EMMA organisation’s mission to help Yezidi women who flee IS

December 9, 2016

Behar Ali is a woman with a mission. As a young woman, she lived through the infamous poison gas attack on Halabja in the late eighties in Iraq. When Saddam Hussein started another campaign of violence against the Kurds in the mid-nineties, Behar fled to the Netherlands where she specialised in women’s rights. After the fall of Saddam, she returned to northern Iraq to help rebuild her country.

That was some time ago, yet reconstruction is still vital in an Iraq now ravaged by the war against and atrocities of IS, the self-proclaimed “Islamic State”. “If the situation improves, then fewer people will flee,” Behar notes dryly. It is no secret that IS imprisons thousands of girls and young women, who are systematically raped and sold off by its fighters. This is especially the case in Mosul, the ancient city occupied by IS in the summer of 2014 and now under heavy siege.

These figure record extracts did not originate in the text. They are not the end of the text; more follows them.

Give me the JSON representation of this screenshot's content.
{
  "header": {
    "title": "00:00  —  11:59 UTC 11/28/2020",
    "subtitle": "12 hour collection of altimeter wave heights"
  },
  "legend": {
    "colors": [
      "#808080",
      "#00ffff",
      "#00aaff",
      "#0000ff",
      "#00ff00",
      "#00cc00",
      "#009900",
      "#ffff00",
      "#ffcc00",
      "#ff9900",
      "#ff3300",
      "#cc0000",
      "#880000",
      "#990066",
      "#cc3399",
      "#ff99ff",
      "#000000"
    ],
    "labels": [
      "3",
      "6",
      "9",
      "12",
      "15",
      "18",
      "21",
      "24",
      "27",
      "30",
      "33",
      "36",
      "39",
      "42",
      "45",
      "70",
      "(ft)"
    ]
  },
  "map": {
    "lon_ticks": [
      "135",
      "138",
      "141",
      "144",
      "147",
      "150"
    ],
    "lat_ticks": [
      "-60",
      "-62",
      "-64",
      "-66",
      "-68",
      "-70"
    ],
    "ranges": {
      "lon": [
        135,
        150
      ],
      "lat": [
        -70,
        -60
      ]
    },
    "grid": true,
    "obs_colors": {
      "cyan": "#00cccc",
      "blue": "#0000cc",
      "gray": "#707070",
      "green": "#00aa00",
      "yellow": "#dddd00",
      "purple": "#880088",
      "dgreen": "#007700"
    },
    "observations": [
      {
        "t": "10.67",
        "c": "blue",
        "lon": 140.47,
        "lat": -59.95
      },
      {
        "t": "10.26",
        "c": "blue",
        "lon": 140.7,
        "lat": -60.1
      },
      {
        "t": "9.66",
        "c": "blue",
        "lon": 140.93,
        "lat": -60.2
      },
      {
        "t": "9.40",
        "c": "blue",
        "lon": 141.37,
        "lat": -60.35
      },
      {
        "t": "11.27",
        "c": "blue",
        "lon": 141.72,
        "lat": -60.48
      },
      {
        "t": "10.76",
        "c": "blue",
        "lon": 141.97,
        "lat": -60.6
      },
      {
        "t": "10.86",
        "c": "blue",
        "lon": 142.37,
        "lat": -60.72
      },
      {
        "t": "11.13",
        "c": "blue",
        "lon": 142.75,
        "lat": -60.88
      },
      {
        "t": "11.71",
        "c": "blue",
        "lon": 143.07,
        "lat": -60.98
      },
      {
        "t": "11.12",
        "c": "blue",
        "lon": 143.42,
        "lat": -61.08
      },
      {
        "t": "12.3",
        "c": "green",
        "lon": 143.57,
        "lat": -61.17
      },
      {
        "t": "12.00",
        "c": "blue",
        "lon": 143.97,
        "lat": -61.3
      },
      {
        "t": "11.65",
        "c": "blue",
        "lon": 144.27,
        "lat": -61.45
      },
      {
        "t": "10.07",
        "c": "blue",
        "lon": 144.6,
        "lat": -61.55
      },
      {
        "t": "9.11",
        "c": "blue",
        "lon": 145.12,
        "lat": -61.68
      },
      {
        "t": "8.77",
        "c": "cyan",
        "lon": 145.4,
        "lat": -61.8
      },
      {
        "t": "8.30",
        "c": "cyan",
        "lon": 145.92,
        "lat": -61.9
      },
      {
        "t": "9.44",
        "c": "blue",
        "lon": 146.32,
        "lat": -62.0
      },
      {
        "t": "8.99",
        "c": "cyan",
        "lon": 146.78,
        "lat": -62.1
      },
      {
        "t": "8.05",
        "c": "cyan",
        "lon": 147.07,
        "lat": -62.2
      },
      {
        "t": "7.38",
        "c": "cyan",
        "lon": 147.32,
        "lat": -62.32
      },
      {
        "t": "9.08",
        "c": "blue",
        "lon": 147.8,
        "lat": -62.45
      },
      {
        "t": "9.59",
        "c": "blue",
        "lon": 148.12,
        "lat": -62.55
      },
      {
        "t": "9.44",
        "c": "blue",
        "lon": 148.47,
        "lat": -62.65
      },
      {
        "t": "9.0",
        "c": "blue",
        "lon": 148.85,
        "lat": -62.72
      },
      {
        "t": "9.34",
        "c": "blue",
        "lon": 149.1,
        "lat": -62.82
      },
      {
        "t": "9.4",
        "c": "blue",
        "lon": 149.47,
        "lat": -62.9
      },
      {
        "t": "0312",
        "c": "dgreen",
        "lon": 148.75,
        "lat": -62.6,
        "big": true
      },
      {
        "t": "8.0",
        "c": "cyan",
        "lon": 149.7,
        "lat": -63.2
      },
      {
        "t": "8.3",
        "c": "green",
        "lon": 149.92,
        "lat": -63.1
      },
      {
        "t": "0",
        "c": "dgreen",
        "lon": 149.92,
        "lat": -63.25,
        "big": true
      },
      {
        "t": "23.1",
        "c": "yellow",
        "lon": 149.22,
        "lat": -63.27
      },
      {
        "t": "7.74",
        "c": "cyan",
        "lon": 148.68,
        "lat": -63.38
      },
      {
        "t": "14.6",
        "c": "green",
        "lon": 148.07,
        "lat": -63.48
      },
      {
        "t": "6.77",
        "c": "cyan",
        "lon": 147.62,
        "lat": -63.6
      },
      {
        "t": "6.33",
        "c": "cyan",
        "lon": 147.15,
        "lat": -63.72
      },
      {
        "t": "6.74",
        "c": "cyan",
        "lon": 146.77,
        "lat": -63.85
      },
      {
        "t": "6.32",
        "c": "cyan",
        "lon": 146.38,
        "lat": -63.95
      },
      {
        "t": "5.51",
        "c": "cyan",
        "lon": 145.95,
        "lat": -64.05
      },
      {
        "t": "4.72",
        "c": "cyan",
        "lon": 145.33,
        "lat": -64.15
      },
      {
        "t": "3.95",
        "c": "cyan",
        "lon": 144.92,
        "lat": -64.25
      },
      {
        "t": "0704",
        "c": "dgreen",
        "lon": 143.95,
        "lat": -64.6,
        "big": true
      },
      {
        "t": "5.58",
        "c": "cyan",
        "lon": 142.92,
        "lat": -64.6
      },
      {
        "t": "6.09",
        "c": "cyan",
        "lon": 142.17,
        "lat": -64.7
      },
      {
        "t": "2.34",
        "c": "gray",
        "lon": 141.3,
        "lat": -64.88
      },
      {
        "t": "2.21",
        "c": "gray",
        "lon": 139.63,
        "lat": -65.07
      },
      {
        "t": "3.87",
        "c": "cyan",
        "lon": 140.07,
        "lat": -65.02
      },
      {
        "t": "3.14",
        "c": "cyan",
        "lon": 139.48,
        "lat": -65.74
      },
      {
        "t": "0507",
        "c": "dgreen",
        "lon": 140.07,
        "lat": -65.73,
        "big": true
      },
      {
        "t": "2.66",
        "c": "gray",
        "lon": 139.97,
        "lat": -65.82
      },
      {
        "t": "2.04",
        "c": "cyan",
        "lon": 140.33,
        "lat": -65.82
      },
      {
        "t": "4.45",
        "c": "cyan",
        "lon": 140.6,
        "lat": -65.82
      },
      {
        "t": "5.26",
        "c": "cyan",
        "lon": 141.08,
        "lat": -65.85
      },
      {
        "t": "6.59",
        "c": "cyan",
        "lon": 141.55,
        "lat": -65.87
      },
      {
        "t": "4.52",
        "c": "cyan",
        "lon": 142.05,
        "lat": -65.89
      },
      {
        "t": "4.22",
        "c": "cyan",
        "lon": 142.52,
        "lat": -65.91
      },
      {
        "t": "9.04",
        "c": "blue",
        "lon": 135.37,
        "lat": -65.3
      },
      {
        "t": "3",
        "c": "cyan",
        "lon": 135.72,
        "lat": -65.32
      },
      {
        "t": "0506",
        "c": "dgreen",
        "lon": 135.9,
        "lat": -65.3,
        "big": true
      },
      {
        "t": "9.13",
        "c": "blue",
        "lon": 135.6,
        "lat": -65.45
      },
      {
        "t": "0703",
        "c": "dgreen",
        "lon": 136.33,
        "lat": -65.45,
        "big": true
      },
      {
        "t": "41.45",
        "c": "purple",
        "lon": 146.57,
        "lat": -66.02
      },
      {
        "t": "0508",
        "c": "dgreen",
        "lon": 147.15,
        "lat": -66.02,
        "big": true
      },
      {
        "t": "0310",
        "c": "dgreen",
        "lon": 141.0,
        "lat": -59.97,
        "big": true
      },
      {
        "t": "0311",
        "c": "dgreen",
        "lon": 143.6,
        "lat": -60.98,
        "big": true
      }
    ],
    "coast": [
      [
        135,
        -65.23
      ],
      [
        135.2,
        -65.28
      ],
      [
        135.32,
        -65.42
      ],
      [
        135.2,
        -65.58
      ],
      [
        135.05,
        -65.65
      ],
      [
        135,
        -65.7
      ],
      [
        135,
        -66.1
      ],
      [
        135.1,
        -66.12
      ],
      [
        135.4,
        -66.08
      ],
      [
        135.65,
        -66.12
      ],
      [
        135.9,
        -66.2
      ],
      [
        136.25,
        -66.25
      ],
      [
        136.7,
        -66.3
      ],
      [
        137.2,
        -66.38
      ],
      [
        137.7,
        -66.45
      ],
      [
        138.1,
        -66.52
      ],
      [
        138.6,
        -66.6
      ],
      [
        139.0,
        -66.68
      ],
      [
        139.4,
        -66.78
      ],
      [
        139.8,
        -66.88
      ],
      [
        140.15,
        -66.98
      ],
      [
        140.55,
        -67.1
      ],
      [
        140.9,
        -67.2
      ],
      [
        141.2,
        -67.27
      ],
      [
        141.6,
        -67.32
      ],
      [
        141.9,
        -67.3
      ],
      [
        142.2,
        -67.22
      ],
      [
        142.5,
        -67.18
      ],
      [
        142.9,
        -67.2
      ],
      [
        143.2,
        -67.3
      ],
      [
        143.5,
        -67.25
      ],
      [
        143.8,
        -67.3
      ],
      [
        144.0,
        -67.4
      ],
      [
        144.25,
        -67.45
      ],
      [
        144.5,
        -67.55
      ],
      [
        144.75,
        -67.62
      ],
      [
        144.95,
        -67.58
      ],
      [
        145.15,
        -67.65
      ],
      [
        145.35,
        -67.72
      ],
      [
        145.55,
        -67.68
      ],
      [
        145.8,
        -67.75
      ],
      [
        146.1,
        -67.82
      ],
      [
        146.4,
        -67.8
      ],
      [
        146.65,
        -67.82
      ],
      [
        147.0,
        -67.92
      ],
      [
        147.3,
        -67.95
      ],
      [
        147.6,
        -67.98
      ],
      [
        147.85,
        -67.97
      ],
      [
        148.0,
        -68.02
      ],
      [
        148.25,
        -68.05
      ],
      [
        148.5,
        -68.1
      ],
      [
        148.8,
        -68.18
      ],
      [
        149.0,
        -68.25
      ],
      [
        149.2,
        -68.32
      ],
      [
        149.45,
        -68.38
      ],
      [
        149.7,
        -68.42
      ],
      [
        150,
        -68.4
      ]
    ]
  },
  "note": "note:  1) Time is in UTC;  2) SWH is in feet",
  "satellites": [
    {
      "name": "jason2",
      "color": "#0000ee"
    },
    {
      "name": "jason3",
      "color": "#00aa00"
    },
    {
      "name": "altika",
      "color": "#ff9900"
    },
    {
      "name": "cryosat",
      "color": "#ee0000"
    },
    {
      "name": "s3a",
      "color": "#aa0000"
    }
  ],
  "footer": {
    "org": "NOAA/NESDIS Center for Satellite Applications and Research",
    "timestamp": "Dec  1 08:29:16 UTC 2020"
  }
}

Whoever is lucky enough to escape from the ‘caliphate’ can come to EMMA, the organisation headed by Behar that provides psychosocial support to victims of Islamic extremists. “Women come knocking on our door whose entire family was murdered by IS. The suffering that so many of them have endured is unimaginable,” says Behar. Lamiya Aji Bashar, one of two Yazidi women who recently received the prestigious Sakharov human rights prize of the EU, was taken in by EMMA.

Women raped by IS fighters often have nowhere to go. According to the prevailing mores in Iraq, their families’ honour has been sullied. Some former ‘sex slaves’ have even been murdered by their families because they became pregnant from rape. Honour killings in Iraq are sadly still a common phenomenon, so women are forced to resort to unsafe and illegal abortions. “Some do not survive this one way or the other,” says Behar.

Under these circumstances, EMMA – ‘we’ in Kurdish – advocates strongly for the legalisation of abortion and gives fugitive Yazidis shelter in a special centre in one of the many refugee camps around the Kurdish city of Duhok. There they receive treatment for trauma and are helped to set their sights on a brighter future through sports, music and learning new skills. With the war against IS in full swing, the tide of internally displaced people just keeps rising.  This only motivates Behar to do more. “There’s so much more help needed. I dream of a second center in Sinjar,” she muses.

EMMA also provides Yazidi women with training in decision-making, conflict resolution and women’s rights. The latter is crucial, and for Behar a foregone conclusion: women who are victims of IS will soon play a pivotal role in the reconstruction of their region.